When I open the bedroom door, my other furry roommate, Savannah, scurries in, brushing against my jet black pixie capris. She’s white and sheds like crazy.
“Seriously, Savannah?” I groan, rushing over to my dresser where a lint roller is always at the ready.
Checking the clock on my nightstand, I increase my rolling speed. If I don’t head out the door as soon as possible, I might be tempted to change my mind about this impromptu date.
I’m on my way to Tiki Time when my phone vibrates. It’s Chloe, my best friend, and the person who gifted me the three-month subscription to Yahoo! Personals for my birthday. I let the call go to voicemail and listen to her message as soon as I pull into a parking spot.
“Hey! Haven’t talked to you in a few days so I’m just calling to see what’s new. If you call back tonight, just make sure it’s not during Survivor, okay? Oh, and not after ten either . . . So, I guess just try to call sometime between eight and ten. Otherwise, I’ll call you tomorrow. I can’t believe you’re going on your first date! I need to hear all about this guy! Talk to you later.
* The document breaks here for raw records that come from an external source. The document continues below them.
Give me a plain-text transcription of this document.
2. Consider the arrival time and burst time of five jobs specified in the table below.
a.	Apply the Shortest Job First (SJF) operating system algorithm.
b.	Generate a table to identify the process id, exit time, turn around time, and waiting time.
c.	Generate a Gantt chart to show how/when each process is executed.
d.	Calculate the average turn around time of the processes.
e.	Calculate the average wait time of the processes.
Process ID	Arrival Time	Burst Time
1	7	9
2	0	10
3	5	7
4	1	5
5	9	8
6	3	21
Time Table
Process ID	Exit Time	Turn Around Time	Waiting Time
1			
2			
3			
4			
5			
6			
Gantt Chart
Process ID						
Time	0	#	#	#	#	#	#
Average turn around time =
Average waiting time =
Bye!”
I delete Chloe’s message and chuckle at her excitement over my first date, which she thinks is tomorrow. Heck, when I emailed her about it last night, that’s what I thought too. But then I’d had a message from this new guy, Coordinates Kyle, waiting for me when I logged into my Personals account this afternoon.
Hey there Jess,
Great tagline. I’m curious…who gave you the gift of online dating? I recently moved to Milwaukee from Homewood, Illinois, so in my case, it was my nosey sister Eileen. So who was it for you? Your mom? A co-worker? A best friend who insists you’ll have more luck finding someone worthwhile online than in a sleazy bar? For the record, I have another nosey sister who thinks online dating is just as sleazy as meeting someone in a bar, and she’d much rather I meet a nice girl at church. Eileen swears this works though. She keeps sending me and nosey sister number two articles about the growing popularity of online dating, and I keep telling her popularity doesn’t necessarily guarantee success. Interested in testing the waters with me?
Kyle’s message was a nice change of pace compared to most of the other introductory messages I’ve received over the last two weeks. With the exception of two guys, the rest have been bland variations of one another. Something along the lines of, “I read your profile and you seem like: a nice person/the kind of woman I’m looking for/someone I could get along with.”
One of the first standouts caught my attention with a joke the day after I set up my account. It was actually pretty lame, but his unique approach won me over. We’ve been messaging back and forth ever since.
The other standout’s introductory message focused on his love for being one with nature when he hunts and fishes. Granted, things with hunter guy didn’t make it past two rounds of messages because he took offense to my asking if hunting with a rifle was kind of like cheating compared to using a bow. Touchy-touchy.
My luck getting past the first round of messages with most of the generic guys hasn’t been great. I’ve deleted a few snore-worthy conversations early on, and several guys have abandoned ship without explanation.
Entertained by Kyle’s message, I had clicked to view his profile.
Coordinates Kyle – 25
J.R.R. Tolkien anyone?
Relationship Status: Single
Want Kids: Yes
Ethnicity: White / Caucasian
Body type: Average
Height: 6’ 8″
My first thought had been, “Six foot eight? Holy shit!” Then I proceeded to think about the logistics of dating someone that tall. At five foot four, I’d have to crane my neck to look up at him when we talk, and I’d have to stand on my tiptoes to hug or kiss him. And what if we had sex?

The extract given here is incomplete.